One quality of life issue Holdsworth has immediately taken aim of is speeding. Citations for speeding are up drastically in the past couple of months, and Holdsworth wants motorists to know those who don’t obey speed limits face stiff penalties.
“This is a small town, it’s a public safety issue, and I will make sure (speed) details are scheduled regularly,” Holdsworth said.
Holdsworth will continue scanning for overweight trucks, which cause premature wear to roads and are the target of complaints by residents. One officer is certified to use a portable scale, which is shared by Kennett Township. Holdsworth said he believes once improvement is made to the Old Baltimore Pike and Newark Road intersection, much of the truck traffic in town will be diverted.

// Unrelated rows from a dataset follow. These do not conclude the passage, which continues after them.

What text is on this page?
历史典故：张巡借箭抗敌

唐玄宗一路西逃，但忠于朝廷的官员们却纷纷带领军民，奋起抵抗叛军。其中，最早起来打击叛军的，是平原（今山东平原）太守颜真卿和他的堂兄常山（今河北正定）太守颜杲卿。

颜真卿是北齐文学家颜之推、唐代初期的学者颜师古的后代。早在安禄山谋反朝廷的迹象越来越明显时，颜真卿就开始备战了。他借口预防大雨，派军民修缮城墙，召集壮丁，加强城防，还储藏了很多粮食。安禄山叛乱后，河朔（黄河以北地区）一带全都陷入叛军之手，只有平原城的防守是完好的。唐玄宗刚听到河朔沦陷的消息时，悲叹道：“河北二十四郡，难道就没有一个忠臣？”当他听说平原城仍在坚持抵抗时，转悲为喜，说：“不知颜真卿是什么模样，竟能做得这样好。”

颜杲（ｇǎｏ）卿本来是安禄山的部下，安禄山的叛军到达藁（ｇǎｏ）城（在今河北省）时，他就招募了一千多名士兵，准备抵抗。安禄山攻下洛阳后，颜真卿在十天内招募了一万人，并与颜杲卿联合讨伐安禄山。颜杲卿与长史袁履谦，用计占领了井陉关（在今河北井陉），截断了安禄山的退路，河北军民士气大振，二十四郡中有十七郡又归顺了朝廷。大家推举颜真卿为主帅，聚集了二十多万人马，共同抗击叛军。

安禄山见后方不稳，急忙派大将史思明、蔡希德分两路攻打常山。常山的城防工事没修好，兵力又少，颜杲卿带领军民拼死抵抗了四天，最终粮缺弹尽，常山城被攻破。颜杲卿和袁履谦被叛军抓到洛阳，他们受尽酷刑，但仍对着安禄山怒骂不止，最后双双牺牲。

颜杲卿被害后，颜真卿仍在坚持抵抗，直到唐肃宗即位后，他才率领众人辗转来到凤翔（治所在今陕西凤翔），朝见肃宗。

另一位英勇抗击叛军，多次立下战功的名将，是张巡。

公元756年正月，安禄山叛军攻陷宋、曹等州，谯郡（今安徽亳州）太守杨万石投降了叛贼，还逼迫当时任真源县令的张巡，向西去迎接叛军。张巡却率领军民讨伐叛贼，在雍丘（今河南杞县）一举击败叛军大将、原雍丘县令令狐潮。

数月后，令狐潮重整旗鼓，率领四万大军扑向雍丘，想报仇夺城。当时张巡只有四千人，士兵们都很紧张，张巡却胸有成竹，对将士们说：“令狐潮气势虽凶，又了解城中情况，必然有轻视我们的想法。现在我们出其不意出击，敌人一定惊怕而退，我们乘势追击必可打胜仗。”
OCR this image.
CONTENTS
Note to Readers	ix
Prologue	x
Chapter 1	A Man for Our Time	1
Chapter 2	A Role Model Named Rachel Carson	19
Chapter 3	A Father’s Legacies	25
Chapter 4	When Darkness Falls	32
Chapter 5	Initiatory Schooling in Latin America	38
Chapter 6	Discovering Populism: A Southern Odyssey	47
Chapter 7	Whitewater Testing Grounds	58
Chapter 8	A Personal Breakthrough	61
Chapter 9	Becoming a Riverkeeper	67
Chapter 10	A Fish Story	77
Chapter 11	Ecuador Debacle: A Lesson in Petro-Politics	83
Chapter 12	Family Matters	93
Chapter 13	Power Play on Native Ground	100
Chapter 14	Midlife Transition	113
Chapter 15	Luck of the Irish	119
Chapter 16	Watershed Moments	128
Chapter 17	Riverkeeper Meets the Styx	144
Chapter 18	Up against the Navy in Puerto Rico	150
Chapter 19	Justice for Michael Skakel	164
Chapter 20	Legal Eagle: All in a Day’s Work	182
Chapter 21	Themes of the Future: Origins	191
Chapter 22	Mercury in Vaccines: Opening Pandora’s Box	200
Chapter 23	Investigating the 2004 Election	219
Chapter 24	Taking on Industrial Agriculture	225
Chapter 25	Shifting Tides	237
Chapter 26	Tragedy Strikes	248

The department will soon get license plate readers, which will enable an officer sitting in a patrol car to know if a motorist has any warrants or unpaid citations.
Holdsworth has the backing of Mayor Matt Fetick, who oversees the department.
“As he takes the reins of the police department, it is with the full support of my office as well as borough council,” Fetick said.
Holdsworth said it’s vitally important officers interact with the younger set.
“It’s a truly important connection,” Holdsworth said. “We need to build that level of respect and trust.”
Holdsworth inherits a department that has largely been devoid of major crime. In the past 10 years, there have been no murders, less than 10 rapes, and robberies average less than eight per year. These numbers are extremely favorable when compared to other small towns in the state. Even at the borough’s festivals such as Brewfest or the Mushroom Festival, there have been no arrests.
The borough’s officers use New Garden’s shooting range for firearms training, and Holdsworth said the relationship with neighboring police departments is outstanding.